Une file d'attente se forme au coin du Metro Theatre, signe clair que la longue attente du retour des Mountain Goats n'a pas refroidi l'intérêt. La foule est un véritable mélange – les fans les plus jeunes côtoient ceux qui sont clairement avec le groupe depuis des années – et tout le monde filtre lentement avec un sentiment d'anticipation partagé.

À l’intérieur, Joel Leggett commence avec une présence détendue et décontractée. L'auteur-compositeur de Central Coast se penche dans la pièce et admet qu'il est plus habitué à jouer dans le coin d'un pub.
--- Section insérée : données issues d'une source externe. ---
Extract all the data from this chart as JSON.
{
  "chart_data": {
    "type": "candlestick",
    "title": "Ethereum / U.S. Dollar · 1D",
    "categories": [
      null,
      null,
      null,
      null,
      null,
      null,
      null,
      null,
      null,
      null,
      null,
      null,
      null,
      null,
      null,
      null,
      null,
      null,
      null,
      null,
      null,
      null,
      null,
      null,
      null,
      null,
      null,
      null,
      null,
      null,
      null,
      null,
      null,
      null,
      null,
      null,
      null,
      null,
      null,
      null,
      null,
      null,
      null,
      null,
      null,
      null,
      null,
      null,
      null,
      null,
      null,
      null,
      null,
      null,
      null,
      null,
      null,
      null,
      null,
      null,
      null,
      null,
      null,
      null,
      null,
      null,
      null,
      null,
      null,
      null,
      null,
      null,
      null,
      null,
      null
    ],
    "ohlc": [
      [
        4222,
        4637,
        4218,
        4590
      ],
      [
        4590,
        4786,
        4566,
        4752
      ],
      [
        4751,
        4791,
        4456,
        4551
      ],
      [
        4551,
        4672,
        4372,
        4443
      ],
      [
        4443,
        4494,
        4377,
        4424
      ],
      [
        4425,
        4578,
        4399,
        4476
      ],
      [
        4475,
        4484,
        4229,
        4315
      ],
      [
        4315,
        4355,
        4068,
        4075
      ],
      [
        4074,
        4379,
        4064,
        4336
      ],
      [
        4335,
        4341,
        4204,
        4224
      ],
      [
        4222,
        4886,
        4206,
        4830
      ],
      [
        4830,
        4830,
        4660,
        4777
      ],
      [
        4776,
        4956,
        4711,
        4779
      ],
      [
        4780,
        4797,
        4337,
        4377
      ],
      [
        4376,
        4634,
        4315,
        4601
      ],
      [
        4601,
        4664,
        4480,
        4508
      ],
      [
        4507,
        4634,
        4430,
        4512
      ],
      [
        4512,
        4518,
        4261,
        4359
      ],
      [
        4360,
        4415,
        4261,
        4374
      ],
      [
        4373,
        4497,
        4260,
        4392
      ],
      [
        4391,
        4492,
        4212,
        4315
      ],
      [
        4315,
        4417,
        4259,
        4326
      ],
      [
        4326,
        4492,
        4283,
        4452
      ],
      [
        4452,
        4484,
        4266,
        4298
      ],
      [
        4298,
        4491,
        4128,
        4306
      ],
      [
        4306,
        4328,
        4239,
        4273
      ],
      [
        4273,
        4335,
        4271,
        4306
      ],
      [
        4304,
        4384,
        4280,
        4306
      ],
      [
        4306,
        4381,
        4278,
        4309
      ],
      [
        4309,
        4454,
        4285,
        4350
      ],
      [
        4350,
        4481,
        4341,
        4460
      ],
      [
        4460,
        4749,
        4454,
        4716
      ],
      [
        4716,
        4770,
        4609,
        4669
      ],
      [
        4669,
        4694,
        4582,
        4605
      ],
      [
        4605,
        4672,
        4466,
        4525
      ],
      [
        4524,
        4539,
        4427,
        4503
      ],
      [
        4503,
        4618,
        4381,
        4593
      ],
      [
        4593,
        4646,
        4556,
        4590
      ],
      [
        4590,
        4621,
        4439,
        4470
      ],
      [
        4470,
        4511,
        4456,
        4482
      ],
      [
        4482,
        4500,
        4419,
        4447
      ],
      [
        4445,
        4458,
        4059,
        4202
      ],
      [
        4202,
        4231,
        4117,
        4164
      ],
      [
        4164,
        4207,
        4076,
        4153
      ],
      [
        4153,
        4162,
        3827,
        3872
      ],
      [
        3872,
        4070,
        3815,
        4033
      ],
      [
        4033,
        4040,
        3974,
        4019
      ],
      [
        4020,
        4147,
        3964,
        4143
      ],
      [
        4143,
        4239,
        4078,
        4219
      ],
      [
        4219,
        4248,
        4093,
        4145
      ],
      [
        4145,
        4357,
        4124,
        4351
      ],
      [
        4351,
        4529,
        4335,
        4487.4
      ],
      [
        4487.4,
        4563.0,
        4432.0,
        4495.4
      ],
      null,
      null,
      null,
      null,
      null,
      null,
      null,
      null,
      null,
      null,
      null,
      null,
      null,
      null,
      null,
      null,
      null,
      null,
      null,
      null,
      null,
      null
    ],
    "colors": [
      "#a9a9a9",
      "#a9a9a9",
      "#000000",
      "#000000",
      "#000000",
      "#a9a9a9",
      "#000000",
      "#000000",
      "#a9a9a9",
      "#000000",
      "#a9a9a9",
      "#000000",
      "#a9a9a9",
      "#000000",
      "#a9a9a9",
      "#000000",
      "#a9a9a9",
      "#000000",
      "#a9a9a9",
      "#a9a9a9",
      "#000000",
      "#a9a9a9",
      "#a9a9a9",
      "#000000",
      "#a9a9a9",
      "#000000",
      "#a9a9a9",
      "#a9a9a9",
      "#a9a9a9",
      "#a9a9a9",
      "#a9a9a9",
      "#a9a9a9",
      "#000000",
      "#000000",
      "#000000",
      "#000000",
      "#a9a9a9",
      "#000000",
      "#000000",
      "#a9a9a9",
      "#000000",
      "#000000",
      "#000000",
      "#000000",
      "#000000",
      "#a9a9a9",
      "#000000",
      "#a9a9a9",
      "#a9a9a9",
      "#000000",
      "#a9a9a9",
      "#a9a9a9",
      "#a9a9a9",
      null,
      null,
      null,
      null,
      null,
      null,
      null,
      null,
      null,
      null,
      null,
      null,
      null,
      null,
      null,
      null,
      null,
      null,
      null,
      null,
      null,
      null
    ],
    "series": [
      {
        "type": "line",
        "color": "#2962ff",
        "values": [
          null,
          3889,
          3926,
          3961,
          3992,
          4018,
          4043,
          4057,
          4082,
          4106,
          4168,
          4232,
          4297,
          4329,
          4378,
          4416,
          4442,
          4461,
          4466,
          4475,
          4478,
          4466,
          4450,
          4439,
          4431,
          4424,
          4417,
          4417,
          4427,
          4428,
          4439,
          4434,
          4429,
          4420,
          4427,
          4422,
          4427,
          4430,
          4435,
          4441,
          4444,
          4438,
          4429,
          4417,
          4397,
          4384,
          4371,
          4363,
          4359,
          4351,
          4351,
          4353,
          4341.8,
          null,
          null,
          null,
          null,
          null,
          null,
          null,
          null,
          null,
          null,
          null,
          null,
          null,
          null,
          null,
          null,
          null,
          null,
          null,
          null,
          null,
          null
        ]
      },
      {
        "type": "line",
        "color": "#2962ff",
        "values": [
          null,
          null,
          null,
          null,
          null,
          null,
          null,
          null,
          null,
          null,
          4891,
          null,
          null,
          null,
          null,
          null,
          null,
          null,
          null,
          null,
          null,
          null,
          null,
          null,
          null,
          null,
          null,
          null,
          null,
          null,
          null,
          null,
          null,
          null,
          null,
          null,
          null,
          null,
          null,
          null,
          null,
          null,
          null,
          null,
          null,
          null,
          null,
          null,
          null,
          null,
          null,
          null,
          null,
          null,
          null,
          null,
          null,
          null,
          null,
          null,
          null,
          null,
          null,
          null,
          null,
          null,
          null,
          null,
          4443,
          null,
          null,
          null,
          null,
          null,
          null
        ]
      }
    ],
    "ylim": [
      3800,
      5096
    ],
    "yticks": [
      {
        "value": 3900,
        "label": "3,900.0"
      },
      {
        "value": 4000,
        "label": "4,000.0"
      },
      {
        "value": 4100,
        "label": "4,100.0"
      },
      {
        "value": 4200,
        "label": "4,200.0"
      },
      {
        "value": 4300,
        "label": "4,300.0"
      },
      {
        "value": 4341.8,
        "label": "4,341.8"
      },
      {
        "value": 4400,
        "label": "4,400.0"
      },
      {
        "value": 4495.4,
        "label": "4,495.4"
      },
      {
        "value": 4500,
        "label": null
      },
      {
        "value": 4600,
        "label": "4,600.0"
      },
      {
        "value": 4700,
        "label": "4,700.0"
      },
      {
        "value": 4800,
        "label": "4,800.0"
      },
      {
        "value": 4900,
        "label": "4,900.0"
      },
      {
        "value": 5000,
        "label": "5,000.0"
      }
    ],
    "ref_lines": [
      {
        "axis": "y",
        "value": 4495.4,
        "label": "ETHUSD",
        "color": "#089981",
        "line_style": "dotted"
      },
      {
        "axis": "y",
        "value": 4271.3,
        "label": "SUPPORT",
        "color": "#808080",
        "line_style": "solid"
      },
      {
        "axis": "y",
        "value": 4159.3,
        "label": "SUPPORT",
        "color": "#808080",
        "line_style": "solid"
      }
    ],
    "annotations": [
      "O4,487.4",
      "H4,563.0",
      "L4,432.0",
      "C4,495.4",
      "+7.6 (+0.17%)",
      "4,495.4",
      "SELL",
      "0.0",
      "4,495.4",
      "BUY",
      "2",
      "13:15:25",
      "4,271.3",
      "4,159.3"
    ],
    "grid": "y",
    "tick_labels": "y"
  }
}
Il y a une légère satisfaction dans la façon dont il se comporte, lui et son groupe semblent détendus et savourent l'opportunité de jouer devant une salle comble.

Lorsque The Mountain Goats entre en scène, le changement est immédiat mais pas dramatique. Sous la direction de John Darnielle, le groupe joue comme un groupe qui a depuis longtemps laissé l'idée d'arriver derrière lui. Ce qui compte, c'est l'œuvre, et elle est abondante – plus de trois décennies, deux douzaines d'albums, un catalogue qui se lit moins comme une discographie que comme un document continu d'une vie vécue et examinée en temps réel.

Cette histoire traîne, mais elle n'alourdit pas les choses. Au contraire, cela renforce la connexion. Les Mountain Goats ont toujours occupé une place légèrement en dehors de l'arrangement habituel du rock indie, bâtissant leur réputation non pas par leur taille mais par leur accumulation. Les premiers enregistrements lo-fi allaient de pair, les chansons qui ressemblaient à des confessions privées devenant peu à peu le langage communautaire. Au fil du temps, le son s'est élargi, les arrangements sont devenus plus détaillés, mais le noyau est resté inchangé : une voix perçante, directe et sans réserve.

Cette tournée atterrit au milieu d’un autre chapitre plutôt qu’à la fin d’un seul. votre dernier disque, À travers ce feu face à Peter Balkans'enfonce plus loin dans le territoire narratif, élargissant son écriture de chansons vers quelque chose de plus proche d'un monde conceptuel complet. C’est le genre de décision qui n’a de sens que pour un groupe aussi avancé dans sa carrière.

Ce qui est frappant ce soir, c'est à quel point cela ressemble peu à un héritage au sens traditionnel du terme. Il n’y a aucune sensation de regarder en arrière et de chercher une validation, aucune tentative de cristalliser une version « finale » de vous-même. Au lieu de cela, la performance semble continue, comme si les années entre les visites n’avaient jamais vraiment existé. Il y a la même intensité, la même précision dans la manière de transmettre les émotions sans excès.

À la tombée de la nuit, on comprend clairement pourquoi cette file d'attente s'étendait autour du pâté de maisons. Les chèvres de montagne ne font pas commerce de la nostalgie. Ils ont créé quelque chose de plus durable que cela – une œuvre qui continue de se déployer et oblige les gens à ne pas se souvenir mais à continuer d'écouter.

La tournée se poursuit à Brisbane, Adélaïde, Melbourne et Perth, billets ICI.